Another study in the journal Marketing Science found that marketing instruments such as advertising may be diminished in their effectiveness post-crisis, meaning firms may have to spend more in marketing post-crisis to get the same impact they got in the pre-crisis phase. You can think of this as the added cost of winning the consumer trust back.
The case of BP is interesting. When the scope of the oil spill crisis became known, the brand reputation and the stock price took a hit. After much stonewalling and facing criticism from many quarters, the company seems to have responded. If the stock price is any indication, the worse may be over for BP (see chart below). After hitting its lowest point in late June, the stock price is on the upswing.

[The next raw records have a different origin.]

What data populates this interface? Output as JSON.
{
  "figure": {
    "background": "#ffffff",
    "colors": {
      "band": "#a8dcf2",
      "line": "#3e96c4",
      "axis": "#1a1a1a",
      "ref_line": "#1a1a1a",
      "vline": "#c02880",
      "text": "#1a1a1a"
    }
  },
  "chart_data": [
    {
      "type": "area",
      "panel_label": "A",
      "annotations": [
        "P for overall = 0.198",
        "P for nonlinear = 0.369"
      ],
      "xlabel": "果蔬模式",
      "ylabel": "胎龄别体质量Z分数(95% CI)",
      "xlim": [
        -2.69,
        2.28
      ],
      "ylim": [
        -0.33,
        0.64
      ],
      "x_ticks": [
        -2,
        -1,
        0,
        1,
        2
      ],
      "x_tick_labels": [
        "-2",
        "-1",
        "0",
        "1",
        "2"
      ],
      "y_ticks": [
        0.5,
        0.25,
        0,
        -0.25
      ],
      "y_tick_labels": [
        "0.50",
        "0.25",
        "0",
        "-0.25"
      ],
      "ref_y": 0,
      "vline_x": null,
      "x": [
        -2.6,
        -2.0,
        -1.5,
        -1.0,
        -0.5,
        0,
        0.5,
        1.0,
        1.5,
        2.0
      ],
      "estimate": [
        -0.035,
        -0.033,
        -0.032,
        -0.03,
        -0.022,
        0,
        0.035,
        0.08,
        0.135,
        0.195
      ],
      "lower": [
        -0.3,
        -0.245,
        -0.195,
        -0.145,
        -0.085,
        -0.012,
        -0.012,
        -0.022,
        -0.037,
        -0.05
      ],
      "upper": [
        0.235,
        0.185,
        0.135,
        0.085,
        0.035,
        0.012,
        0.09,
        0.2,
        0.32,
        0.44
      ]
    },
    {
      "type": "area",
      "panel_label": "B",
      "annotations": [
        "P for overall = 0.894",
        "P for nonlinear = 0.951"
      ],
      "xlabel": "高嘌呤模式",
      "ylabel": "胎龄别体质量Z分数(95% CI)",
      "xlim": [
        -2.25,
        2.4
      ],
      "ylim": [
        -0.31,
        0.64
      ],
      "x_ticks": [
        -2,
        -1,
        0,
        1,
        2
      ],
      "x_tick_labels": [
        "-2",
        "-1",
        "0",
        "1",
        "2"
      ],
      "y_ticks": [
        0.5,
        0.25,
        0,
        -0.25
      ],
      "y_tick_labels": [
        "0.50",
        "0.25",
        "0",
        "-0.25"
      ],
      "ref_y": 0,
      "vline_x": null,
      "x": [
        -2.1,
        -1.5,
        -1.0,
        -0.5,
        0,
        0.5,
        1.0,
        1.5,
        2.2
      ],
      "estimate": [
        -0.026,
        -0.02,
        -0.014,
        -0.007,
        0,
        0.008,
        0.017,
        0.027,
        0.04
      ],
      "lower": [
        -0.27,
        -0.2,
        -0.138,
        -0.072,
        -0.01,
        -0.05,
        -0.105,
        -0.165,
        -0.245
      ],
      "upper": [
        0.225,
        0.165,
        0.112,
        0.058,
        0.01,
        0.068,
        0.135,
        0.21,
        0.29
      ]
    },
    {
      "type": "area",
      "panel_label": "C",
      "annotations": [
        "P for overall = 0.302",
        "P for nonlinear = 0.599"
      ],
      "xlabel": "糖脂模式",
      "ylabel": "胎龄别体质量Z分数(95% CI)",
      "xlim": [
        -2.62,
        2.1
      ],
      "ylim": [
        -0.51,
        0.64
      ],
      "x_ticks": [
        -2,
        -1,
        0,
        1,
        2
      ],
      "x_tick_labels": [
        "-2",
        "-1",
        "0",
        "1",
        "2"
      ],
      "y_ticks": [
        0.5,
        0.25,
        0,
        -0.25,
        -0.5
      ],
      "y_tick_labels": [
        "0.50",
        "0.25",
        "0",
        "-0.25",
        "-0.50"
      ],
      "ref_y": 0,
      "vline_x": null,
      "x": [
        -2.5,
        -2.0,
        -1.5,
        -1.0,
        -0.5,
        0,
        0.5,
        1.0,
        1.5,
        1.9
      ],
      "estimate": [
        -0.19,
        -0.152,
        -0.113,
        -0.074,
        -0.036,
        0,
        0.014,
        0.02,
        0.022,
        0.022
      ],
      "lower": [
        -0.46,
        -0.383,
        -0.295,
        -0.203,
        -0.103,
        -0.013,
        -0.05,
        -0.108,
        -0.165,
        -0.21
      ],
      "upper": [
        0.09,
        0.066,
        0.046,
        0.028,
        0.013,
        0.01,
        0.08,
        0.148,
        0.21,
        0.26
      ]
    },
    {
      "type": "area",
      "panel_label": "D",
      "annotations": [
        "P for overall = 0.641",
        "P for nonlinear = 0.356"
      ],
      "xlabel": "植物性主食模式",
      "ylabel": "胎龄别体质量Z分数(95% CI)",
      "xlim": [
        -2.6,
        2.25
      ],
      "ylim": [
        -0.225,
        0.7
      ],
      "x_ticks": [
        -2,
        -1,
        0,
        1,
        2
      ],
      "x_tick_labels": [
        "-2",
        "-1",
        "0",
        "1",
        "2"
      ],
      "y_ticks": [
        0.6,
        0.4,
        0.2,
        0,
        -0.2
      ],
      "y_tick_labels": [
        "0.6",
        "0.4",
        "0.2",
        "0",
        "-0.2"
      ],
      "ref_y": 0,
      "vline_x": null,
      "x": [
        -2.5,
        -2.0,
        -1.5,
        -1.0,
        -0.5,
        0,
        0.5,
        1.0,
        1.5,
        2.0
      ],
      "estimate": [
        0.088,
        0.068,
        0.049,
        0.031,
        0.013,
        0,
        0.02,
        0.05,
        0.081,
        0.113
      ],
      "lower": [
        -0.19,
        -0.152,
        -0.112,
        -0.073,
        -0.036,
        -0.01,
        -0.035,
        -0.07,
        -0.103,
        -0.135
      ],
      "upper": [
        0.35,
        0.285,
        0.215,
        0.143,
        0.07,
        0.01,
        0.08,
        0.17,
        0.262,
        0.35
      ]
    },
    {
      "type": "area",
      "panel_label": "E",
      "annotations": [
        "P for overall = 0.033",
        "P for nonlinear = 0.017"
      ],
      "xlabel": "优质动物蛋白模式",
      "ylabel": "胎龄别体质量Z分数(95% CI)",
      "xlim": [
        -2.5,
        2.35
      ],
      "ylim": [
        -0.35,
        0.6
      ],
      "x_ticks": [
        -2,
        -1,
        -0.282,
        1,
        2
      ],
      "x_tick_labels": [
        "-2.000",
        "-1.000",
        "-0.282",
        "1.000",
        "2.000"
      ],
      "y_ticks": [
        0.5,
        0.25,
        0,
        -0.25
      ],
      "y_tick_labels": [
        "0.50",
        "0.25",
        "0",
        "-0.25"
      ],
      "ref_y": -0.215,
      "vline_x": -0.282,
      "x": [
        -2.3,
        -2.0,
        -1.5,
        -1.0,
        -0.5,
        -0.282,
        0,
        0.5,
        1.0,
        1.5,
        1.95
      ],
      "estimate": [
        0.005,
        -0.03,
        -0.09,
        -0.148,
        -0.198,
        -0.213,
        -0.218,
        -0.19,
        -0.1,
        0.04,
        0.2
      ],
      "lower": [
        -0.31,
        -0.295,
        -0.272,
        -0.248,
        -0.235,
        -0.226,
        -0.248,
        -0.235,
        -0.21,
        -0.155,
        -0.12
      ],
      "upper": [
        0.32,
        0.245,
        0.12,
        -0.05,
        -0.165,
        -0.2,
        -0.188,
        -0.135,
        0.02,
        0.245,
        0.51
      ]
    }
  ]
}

It is, however, interesting to note that the sentiment of the community (made of consumers and individual investors) lags behind the sentiment of analysts (see bottom of chart for “Sentiment on BP”).
It looks like the average consumer still has some reservations about this brand.
There have been other examples of harmful behavior in the oil industry (e.g., Exxon Valdez), from which the companies have come back. The importance of the product (oil) and the somewhat short public memory is helpful in such cases.
So, what is the best way to protect a brand from a failure that results in recall? Here is my take based on previous cases, research evidence and a bit of common sense:
Prevention is better than cure in this case. If companies build high quality products and have appropriate processes, employee training, safety standards, quality controls and consumer education, many of the crises can be avoided.
When you fail to do the above and have a product harm crisis at hand, try to:
- Take responsibility and respond unambiguously (stock market reaction notwithstanding). Try not to shift blame (remember Ford-Firestone tire blowout case?).
- Communicate to stakeholders clearly on what went wrong, why and steps you have taken to prevent this from ever happening again (Tylenol did this well in the mid 1980s, but recently they’ve had problems again).
- Go beyond the call of duty to establish safeguards and to compensate customers who have been hurt.
There is no doubt these steps will increase the cost of doing business in the short to medium-term. If you believe brand is reputation as I do, there are no shortcuts to building reputation. Plus, as a CEO you will sleep better at night.